Certara® has announced that Clinical Pharmacology & Therapeutics has published its “Letter to the Editor” describing the important role that quantitative systems pharmacology (QSP) can play in defining dosing criteria for first-in-human (FIH) clinical trials, together with the European Medicines Agency’s (EMA’s) response.
QSP combines computational modeling and experimental methods to examine the mechanistic relationships between a drug, the biological system, and the disease process. QSP integrates quantitative drug data with knowledge of the drug’s mechanism of action. It facilitates the evaluation of complex, heterogeneous diseases such as cancer, immunological, metabolic and central nervous system diseases that require multiple therapies.
Understanding mechanistic pharmacodynamics is a major challenge in drug development and one that QSP is positioned to address. Although it is a relatively new technology, QSP is already being recognised by industry and global regulatory agencies as a valuable, scientific approach that can increase understanding of disease biology, improve target selection, and help to ensure drug safety and efficacy in clinical trials.

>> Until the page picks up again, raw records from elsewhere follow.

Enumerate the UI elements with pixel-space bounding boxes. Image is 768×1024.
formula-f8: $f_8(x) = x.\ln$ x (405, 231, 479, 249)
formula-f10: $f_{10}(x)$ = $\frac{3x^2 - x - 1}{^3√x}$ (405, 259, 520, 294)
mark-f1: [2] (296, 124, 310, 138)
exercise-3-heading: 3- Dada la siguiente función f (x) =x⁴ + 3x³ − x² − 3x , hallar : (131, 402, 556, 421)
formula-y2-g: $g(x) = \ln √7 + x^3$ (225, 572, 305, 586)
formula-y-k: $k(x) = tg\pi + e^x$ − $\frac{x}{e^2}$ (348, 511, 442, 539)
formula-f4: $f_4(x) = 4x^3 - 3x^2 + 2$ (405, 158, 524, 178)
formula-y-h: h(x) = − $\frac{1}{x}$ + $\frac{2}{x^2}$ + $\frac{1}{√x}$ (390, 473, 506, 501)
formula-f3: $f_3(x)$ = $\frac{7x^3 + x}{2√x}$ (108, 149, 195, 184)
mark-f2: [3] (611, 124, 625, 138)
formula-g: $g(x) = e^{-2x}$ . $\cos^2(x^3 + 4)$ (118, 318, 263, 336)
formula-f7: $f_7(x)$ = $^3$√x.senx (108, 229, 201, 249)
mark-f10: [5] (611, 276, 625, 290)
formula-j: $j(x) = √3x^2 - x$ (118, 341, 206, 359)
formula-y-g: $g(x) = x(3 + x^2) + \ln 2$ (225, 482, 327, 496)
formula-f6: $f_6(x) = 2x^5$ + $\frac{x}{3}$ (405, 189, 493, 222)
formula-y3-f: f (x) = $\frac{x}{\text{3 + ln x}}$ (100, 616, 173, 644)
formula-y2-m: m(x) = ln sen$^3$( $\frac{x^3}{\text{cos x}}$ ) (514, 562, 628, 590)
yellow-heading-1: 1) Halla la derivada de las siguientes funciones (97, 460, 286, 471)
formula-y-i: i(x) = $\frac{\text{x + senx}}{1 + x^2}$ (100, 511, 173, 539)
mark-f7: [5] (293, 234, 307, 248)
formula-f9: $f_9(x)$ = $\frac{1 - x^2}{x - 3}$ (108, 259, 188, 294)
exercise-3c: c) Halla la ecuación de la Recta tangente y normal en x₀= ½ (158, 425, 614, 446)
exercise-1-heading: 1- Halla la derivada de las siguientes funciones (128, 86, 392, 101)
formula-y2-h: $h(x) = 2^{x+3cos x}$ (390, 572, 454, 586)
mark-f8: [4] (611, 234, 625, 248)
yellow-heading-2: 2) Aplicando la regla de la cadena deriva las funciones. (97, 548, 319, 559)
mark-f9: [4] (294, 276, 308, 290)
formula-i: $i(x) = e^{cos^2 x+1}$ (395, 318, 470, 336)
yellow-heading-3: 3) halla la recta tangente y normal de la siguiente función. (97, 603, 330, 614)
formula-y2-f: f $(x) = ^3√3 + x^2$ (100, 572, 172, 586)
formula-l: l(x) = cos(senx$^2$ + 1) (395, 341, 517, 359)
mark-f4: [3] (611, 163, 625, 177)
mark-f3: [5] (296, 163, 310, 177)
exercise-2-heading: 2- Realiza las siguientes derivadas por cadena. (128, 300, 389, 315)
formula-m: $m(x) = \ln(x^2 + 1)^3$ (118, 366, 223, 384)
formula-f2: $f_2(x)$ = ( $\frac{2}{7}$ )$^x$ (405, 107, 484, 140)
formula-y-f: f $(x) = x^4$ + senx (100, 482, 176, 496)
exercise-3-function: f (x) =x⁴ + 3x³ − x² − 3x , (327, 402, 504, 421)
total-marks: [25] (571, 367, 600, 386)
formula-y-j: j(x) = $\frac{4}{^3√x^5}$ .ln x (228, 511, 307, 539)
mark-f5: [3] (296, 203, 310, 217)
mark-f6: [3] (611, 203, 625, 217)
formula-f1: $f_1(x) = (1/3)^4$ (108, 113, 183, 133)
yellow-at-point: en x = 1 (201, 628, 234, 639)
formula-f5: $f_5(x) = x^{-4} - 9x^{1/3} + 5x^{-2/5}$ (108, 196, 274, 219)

Certara has established two QSP Consortia during the past two years to develop an Immunogenicity and an Immuno-oncology Simulator, respectively.

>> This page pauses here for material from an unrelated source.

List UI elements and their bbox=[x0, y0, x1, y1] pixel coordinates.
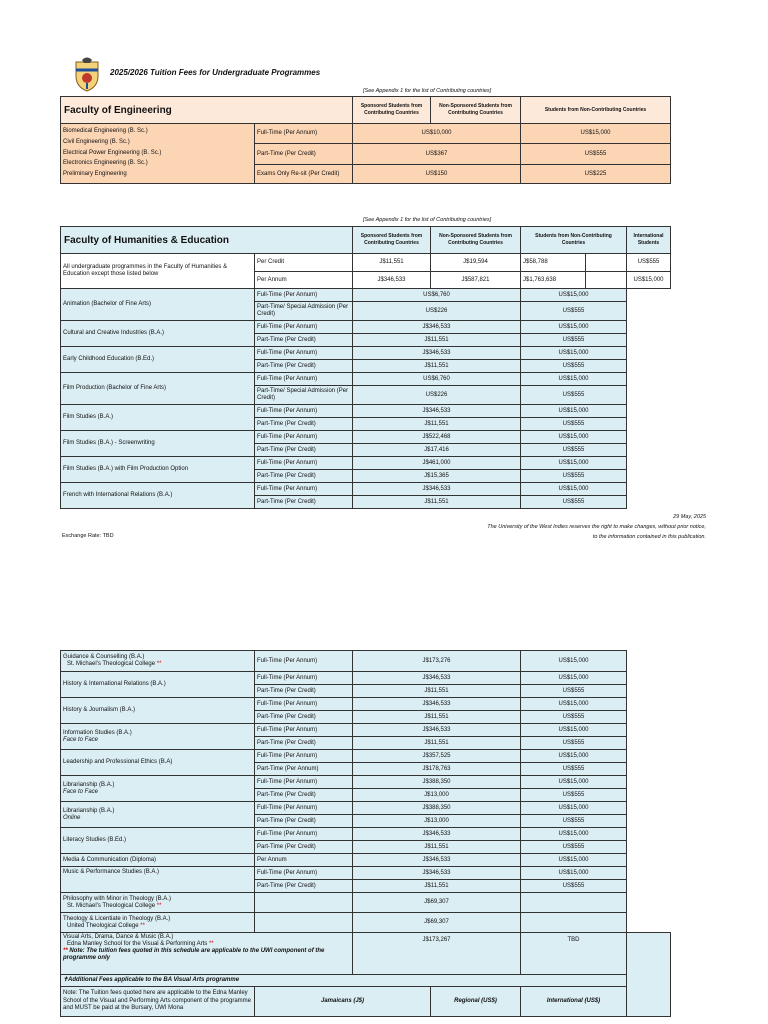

Professor Piet van der Graaf, PharmD, PhD, Certara Vice President, QSP said, “We are proposing that QSP be used in the efficient design of FIH clinical trials to help determine the starting dose and subsequent dose escalations and ensure the best possible protection for human subjects. If FIH doses are estimated only on the basis of preclinical data, without including mechanistic model-based approaches such as QSP, investigators are not making the best use of all the available data.”
The European Medicines Agency said that it “welcomed the initiative shown” in Certara’s letter. The EMA stated, “Mechanistic models leading to further refinement of the predictions from standard preclinical procedures and the use of additional drug-specific or mechanistic data or considerations are encouraged. Relevant models holding the potential to better reflect a substance’s effects in human tissues and potentially improve safety of trial participants will be supported by EMA.”